Na primeira temporada, ela alimentou a expectativa de uma funcionária do resort de que criaria um spa para ela administrar. E desistiu da ideia sem qualquer consideração pela mulher. Nesta temporada, ela viaja em companhia de uma jovem assistente, tratada com desprezo, que tem a função de apoiá-la nos momentos de maior fragilidade emocional.
Mais ainda que "Big Little Lies", "White Lotus" também apresenta uma estética publicitária, quase de promoção turística, com a exibição constante de paisagens espetaculares e cenas de lazer em palácios de luxo, iates e bares à beira da piscina. Olhando pelo lado positivo, é como se o espectador estivesse recebendo um adicional de beleza pelo preço de conviver com personagens tão neuróticos e egoístas.

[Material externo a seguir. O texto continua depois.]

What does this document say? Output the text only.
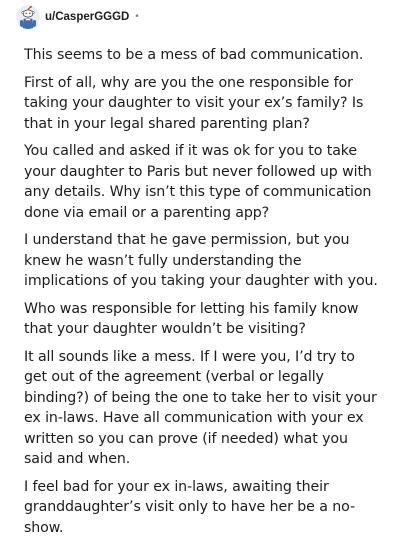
u/CasperGGGD •

This seems to be a mess of bad communication.

First of all, why are you the one responsible for taking your daughter to visit your ex’s family? Is that in your legal shared parenting plan?

You called and asked if it was ok for you to take your daughter to Paris but never followed up with any details. Why isn’t this type of communication done via email or a parenting app?

I understand that he gave permission, but you knew he wasn’t fully understanding the implications of you taking your daughter with you.

Who was responsible for letting his family know that your daughter wouldn’t be visiting?

It all sounds like a mess. If I were you, I’d try to get out of the agreement (verbal or legally binding?) of being the one to take her to visit your ex in-laws. Have all communication with your ex written so you can prove (if needed) what you said and when.

I feel bad for your ex in-laws, awaiting their granddaughter’s visit only to have her be a no-show.
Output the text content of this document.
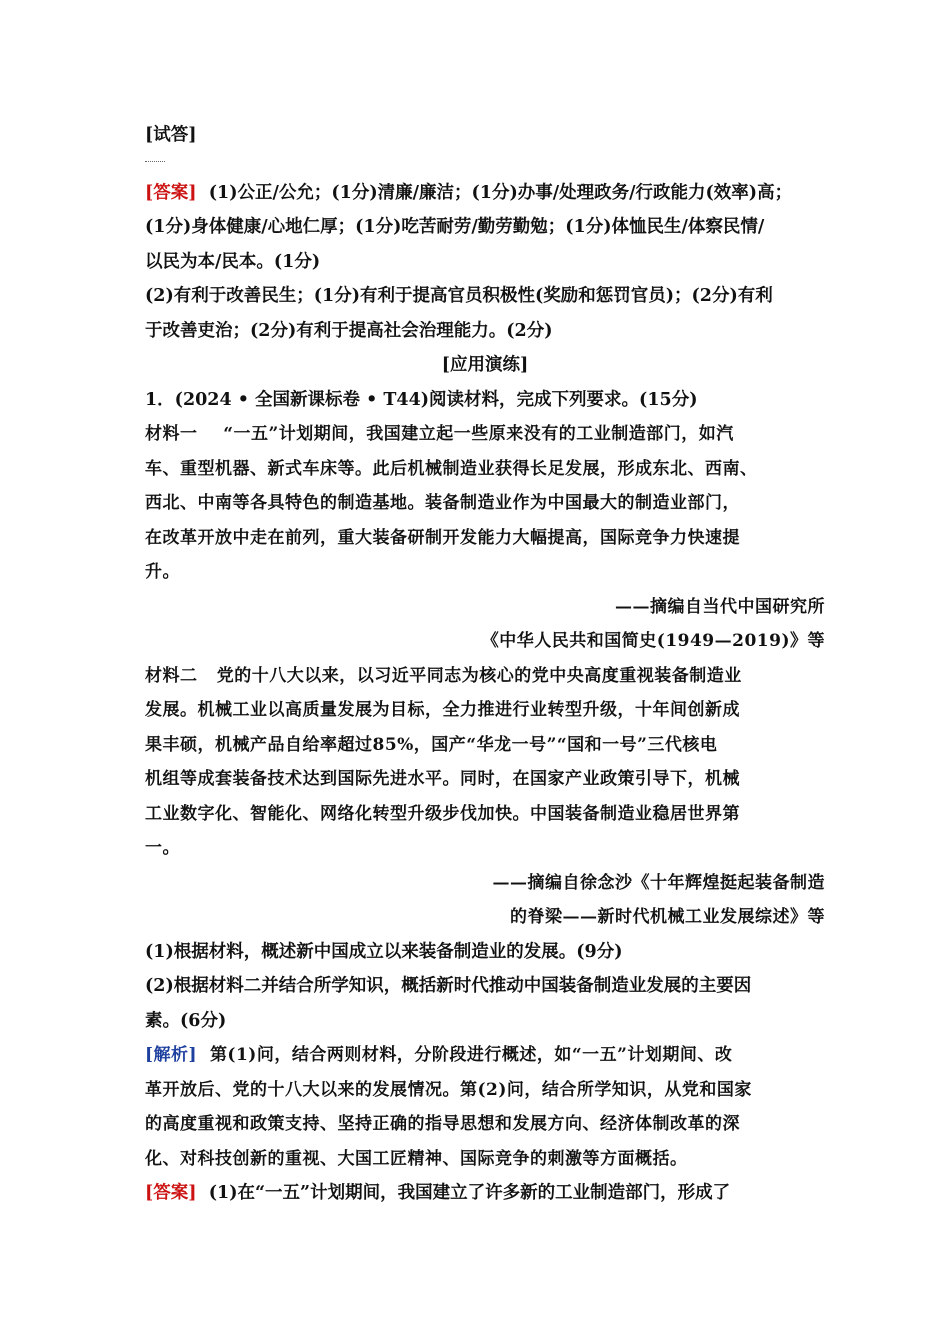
[试答]
[答案] (1)公正/公允；(1分)清廉/廉洁；(1分)办事/处理政务/行政能力(效率)高；
(1分)身体健康/心地仁厚；(1分)吃苦耐劳/勤劳勤勉；(1分)体恤民生/体察民情/
以民为本/民本。(1分)
(2)有利于改善民生；(1分)有利于提高官员积极性(奖励和惩罚官员)；(2分)有利
于改善吏治；(2分)有利于提高社会治理能力。(2分)
[应用演练]
1．(2024 • 全国新课标卷 • T44)阅读材料，完成下列要求。(15分)
材料一 “一五”计划期间，我国建立起一些原来没有的工业制造部门，如汽
车、重型机器、新式车床等。此后机械制造业获得长足发展，形成东北、西南、
西北、中南等各具特色的制造基地。装备制造业作为中国最大的制造业部门，
在改革开放中走在前列，重大装备研制开发能力大幅提高，国际竞争力快速提
升。
——摘编自当代中国研究所
《中华人民共和国简史(1949—2019)》等
材料二 党的十八大以来，以习近平同志为核心的党中央高度重视装备制造业
发展。机械工业以高质量发展为目标，全力推进行业转型升级，十年间创新成
果丰硕，机械产品自给率超过85%，国产“华龙一号”“国和一号”三代核电
机组等成套装备技术达到国际先进水平。同时，在国家产业政策引导下，机械
工业数字化、智能化、网络化转型升级步伐加快。中国装备制造业稳居世界第
一。
——摘编自徐念沙《十年辉煌挺起装备制造
的脊梁——新时代机械工业发展综述》等
(1)根据材料，概述新中国成立以来装备制造业的发展。(9分)
(2)根据材料二并结合所学知识，概括新时代推动中国装备制造业发展的主要因
素。(6分)
[解析] 第(1)问，结合两则材料，分阶段进行概述，如“一五”计划期间、改
革开放后、党的十八大以来的发展情况。第(2)问，结合所学知识，从党和国家
的高度重视和政策支持、坚持正确的指导思想和发展方向、经济体制改革的深
化、对科技创新的重视、大国工匠精神、国际竞争的刺激等方面概括。
[答案] (1)在“一五”计划期间，我国建立了许多新的工业制造部门，形成了
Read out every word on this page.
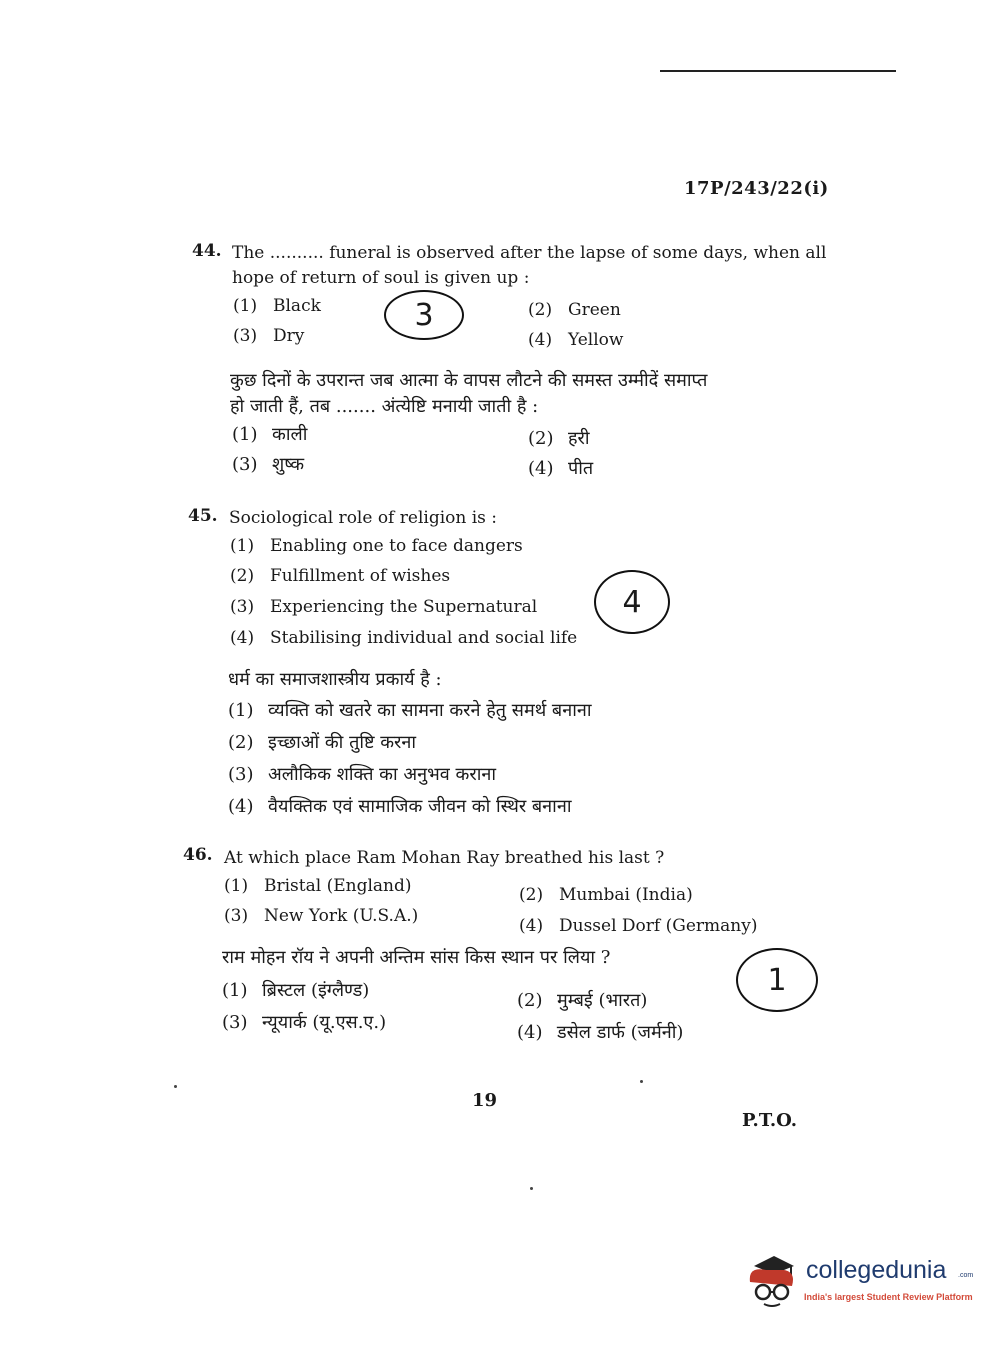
17P/243/22(i)
44. The .......... funeral is observed after the lapse of some days, when all
hope of return of soul is given up :
(1) Black	(2) Green
(3) Dry	(4) Yellow
3
कुछ दिनों के उपरान्त जब आत्मा के वापस लौटने की समस्त उम्मीदें समाप्त
हो जाती हैं, तब ....... अंत्येष्टि मनायी जाती है :
(1) काली	(2) हरी
(3) शुष्क	(4) पीत
45. Sociological role of religion is :
(1) Enabling one to face dangers
(2) Fulfillment of wishes
(3) Experiencing the Supernatural
(4) Stabilising individual and social life
4
धर्म का समाजशास्त्रीय प्रकार्य है :
(1) व्यक्ति को खतरे का सामना करने हेतु समर्थ बनाना
(2) इच्छाओं की तुष्टि करना
(3) अलौकिक शक्ति का अनुभव कराना
(4) वैयक्तिक एवं सामाजिक जीवन को स्थिर बनाना
46. At which place Ram Mohan Ray breathed his last ?
(1) Bristal (England)	(2) Mumbai (India)
(3) New York (U.S.A.)	(4) Dussel Dorf (Germany)
राम मोहन रॉय ने अपनी अन्तिम सांस किस स्थान पर लिया ?
1
(1) ब्रिस्टल (इंग्लैण्ड)	(2) मुम्बई (भारत)
(3) न्यूयार्क (यू.एस.ए.)	(4) डसेल डार्फ (जर्मनी)
19
P.T.O.
collegedunia .com
India's largest Student Review Platform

Em 2021, numa entrevista à revista New Yorker, Mike White explicou a sua intenção com "White Lotus": "Achei interessante tentar entrar na cabeça de quem tem mais dinheiro e um pouco mais de poder. São pessoas que poderiam fazer algo sobre a desigualdade. Eu queria tentar entender por que eles não querem fazer algo a respeito, por que ficam na defensiva e o que usam para justificar a complacência e o medo da mudança. E fazer isso de uma maneira que parecesse crível". Parece crível, sim.